Every generation or so, in study courses in the Humanities, writers and works are discarded and replaced with new ones. When the English literature and language were first introduced in Indian colleges and schools, a fierce debate raged in Britain between the Orientalists who knew something about our classical languages such as Sanskrit, Persian and Arabic and the Evangelists who had gained a strong foothold.
The latter group saw our own literature as something to be avoided — what with gods fighting humans and animals and demons prevailing occasionally and all of them going through birth after birth. Even in the choice of writers from English literature they were careful to prescribe only those works that they felt would “elevate” the natives, were sure to “civilise” them and give them some “moral polish”. “No” to Keats’s Eve of St Agnes and “yes” to John Milton’s Paradise Lost. Fifty years ago, Thomas Carlyle, John Ruskin and Charles Lamb were prescribed in the BA English Literature syllabus, but some time in the 1980s, they disappeared. Rare is the student of English literature today who has read William Hazlitt or even heard of him.
Literary writers and their concerns fall out of fashion, but should history be viewed in the same way? When my brother and I were 14, my father handed us a heavy hardbound book. It was Nehru’s Glimpses of World History, a second reprint of the second edition published in India as a single volume in 1962. Its first printing in India was in 1934, and comprised 196 letters written by Nehru to his daughter, Indira Priyadarshini. Written more than 80 years ago from various prisons of British India, he opens by saying, “I am writing these lines while I have the chance to do so, before events forestall me…I do not know when or where these letters will be published, or whether they will be published at all, for India is a strange land today and it is difficult to prophesy.” He goes on to say that he is sad about not being able to send her any “material” gift from prison, so he would try to give her something he could “afford”, a series of letters from his heart.

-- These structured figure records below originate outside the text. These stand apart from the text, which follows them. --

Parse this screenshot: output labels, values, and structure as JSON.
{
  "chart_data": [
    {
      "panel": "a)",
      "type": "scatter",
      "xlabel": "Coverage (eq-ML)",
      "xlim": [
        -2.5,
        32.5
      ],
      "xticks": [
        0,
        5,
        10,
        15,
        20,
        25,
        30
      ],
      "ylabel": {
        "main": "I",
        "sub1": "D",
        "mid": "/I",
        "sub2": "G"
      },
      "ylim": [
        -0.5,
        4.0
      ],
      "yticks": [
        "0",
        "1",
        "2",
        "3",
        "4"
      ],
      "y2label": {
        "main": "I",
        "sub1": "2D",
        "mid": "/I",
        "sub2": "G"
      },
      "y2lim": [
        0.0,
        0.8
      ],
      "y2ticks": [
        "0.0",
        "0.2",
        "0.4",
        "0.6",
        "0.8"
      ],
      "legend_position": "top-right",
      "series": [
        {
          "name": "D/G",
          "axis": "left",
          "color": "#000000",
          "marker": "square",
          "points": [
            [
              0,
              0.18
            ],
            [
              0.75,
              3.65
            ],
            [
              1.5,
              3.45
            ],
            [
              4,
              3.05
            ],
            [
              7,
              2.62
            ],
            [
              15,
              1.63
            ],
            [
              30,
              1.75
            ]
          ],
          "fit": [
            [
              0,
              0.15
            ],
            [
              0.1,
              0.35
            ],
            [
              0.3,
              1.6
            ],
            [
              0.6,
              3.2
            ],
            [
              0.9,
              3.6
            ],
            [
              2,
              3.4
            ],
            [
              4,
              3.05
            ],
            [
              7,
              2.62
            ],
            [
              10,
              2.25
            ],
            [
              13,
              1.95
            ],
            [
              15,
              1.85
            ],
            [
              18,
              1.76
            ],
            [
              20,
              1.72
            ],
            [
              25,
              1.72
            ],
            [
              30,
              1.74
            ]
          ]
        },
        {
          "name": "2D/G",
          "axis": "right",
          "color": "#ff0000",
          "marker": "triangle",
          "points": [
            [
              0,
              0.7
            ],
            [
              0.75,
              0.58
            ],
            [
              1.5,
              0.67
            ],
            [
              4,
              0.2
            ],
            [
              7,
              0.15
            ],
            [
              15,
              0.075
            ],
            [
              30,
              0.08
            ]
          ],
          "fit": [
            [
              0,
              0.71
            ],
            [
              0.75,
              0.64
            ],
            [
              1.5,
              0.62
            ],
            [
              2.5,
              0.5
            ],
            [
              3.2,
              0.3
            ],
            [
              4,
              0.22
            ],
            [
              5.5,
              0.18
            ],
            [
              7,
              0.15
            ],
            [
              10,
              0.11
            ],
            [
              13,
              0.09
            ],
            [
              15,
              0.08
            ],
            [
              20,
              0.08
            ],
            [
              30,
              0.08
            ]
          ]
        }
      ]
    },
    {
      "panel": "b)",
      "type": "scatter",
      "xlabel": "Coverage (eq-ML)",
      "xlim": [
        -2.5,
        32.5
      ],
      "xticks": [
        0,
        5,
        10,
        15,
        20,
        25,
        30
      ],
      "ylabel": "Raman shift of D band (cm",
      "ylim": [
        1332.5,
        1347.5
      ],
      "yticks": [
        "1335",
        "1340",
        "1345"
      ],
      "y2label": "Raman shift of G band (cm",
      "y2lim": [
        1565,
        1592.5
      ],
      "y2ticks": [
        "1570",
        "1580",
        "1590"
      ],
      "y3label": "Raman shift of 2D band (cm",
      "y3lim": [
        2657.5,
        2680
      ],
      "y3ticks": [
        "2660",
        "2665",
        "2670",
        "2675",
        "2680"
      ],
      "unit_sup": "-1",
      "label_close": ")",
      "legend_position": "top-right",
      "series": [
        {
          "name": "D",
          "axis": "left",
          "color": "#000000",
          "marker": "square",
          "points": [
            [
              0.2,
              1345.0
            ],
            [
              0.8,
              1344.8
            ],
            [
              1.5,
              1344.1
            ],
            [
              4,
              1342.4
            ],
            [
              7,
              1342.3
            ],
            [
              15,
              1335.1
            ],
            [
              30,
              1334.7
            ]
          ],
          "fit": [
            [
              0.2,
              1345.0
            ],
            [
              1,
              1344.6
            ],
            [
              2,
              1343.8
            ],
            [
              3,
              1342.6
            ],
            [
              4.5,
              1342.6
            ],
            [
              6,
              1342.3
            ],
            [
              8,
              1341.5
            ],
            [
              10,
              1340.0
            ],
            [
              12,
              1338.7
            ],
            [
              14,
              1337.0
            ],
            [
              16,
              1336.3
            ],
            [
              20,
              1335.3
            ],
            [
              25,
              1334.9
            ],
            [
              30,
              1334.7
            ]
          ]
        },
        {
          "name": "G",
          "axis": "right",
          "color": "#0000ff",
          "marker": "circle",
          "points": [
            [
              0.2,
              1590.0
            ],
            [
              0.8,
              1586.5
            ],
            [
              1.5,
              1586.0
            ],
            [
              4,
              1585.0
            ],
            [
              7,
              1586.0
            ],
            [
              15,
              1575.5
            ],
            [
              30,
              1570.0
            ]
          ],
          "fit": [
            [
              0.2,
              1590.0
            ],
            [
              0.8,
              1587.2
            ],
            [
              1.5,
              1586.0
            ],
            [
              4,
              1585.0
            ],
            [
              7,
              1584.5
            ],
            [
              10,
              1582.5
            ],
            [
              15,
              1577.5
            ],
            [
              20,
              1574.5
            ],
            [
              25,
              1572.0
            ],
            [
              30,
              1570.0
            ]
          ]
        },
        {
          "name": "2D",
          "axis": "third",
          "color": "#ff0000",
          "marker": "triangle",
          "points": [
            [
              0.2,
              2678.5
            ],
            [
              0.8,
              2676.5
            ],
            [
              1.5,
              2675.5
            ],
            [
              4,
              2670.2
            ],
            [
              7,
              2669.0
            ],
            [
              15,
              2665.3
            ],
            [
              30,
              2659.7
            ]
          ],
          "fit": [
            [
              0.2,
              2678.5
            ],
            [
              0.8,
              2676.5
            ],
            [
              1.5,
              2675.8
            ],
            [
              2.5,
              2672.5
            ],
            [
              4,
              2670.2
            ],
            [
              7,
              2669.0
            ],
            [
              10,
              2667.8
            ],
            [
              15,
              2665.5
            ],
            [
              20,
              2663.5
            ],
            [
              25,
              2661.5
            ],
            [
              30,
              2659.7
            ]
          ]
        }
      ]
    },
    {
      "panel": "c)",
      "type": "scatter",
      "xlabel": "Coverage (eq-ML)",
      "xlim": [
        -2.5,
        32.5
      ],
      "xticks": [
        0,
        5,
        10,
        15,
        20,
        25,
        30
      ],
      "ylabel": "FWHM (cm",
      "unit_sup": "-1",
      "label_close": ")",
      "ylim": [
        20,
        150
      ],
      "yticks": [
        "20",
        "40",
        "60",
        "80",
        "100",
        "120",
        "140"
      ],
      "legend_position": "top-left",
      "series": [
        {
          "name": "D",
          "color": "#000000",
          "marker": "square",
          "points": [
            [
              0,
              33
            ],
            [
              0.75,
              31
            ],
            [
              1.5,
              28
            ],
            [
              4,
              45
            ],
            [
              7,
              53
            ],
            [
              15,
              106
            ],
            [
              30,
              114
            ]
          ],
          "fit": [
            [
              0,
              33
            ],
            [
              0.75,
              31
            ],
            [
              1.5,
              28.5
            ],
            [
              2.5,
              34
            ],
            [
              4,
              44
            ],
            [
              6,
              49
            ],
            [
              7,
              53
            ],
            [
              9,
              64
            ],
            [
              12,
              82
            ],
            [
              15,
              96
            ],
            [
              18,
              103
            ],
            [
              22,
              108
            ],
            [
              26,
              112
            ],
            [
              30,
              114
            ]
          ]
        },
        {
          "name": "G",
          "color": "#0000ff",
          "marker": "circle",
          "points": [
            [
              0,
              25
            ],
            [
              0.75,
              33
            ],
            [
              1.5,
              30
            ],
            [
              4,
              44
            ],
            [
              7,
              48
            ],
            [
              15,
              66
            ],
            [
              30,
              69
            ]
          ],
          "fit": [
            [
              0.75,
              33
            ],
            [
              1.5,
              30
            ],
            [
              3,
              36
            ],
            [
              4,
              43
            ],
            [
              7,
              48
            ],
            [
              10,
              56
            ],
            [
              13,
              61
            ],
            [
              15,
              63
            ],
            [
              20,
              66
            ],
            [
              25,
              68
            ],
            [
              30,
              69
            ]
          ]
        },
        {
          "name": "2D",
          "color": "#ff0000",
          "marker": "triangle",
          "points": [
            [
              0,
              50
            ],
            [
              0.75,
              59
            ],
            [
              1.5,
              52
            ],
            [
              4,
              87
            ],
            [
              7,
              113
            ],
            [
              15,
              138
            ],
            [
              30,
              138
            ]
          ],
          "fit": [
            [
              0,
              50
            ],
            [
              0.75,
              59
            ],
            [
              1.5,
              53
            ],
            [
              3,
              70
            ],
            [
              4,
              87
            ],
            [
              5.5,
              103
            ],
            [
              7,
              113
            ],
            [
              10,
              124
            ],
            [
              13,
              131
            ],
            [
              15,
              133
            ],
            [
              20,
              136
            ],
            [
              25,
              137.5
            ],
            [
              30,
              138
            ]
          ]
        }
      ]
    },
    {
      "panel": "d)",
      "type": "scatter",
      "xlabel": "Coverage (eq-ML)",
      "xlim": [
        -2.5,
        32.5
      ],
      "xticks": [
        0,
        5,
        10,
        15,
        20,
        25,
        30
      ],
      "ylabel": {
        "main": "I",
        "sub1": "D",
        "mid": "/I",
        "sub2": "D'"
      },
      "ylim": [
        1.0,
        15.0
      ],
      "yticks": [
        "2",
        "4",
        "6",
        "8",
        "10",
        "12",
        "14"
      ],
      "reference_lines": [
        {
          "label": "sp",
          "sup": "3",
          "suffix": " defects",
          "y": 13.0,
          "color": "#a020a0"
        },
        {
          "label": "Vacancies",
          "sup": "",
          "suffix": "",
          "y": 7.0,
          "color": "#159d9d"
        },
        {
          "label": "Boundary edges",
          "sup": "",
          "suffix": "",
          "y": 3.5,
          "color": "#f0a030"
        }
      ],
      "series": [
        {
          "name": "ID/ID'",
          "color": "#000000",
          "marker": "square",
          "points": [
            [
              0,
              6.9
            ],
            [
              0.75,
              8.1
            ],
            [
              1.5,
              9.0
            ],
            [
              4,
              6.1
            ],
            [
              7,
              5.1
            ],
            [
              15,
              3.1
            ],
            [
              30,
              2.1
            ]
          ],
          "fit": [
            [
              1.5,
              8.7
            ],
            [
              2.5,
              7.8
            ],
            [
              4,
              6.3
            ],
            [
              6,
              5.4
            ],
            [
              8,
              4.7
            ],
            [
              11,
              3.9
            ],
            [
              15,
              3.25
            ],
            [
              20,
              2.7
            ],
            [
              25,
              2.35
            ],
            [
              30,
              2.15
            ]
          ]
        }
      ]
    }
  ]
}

Based on notes kept about books he had read and relying heavily on H.G. Wells’s An Outline of History, these letters are one-on-one history lessons: highly personal, emotional and written with the depth and perception of a true humanist who rarely condemned but strove to understand the psychology of social leaders, thinkers, tyrants and princes. He wanted his daughter to know why people did what they did and how events in one part of the world gradually affected what happened elsewhere — sometimes very rapidly, sometimes much, much later.
The first letter is dated October 26, 1930, on Indira’s 13th birthday. Though according to our modern calendar, her birthday falls on November 19, her father’s greetings follow the Samvat almanac — therefore, the date of October 26. The style and passion of Nehru’s letters inspired me to read on my own and explore world history in books that I was too immature to have located on my own. Indeed, he himself says that he was going to write about history because he was not happy about the way it was taught in schools.
Some of the letters are like milestones in my memory: A thousand years of China; The village republics of India; A famous conqueror but a conceited young man; South India overshadows the North; A jump back to Mohen-jo-daro and many others. Considered one of the first attempts at historiography from a non-Eurocentric angle, his chapter on Genghis Khan and the Mongol invasion overturned the prevailing European views of his time. If I could wish something for every Indian child, it would be that they each receive a copy as a birthday present because one of the lines from the book is both relevant and significant even today: “It would be foolish not to recognise the greatness of Europe. But it would be equally foolish to forget the greatness of Asia.”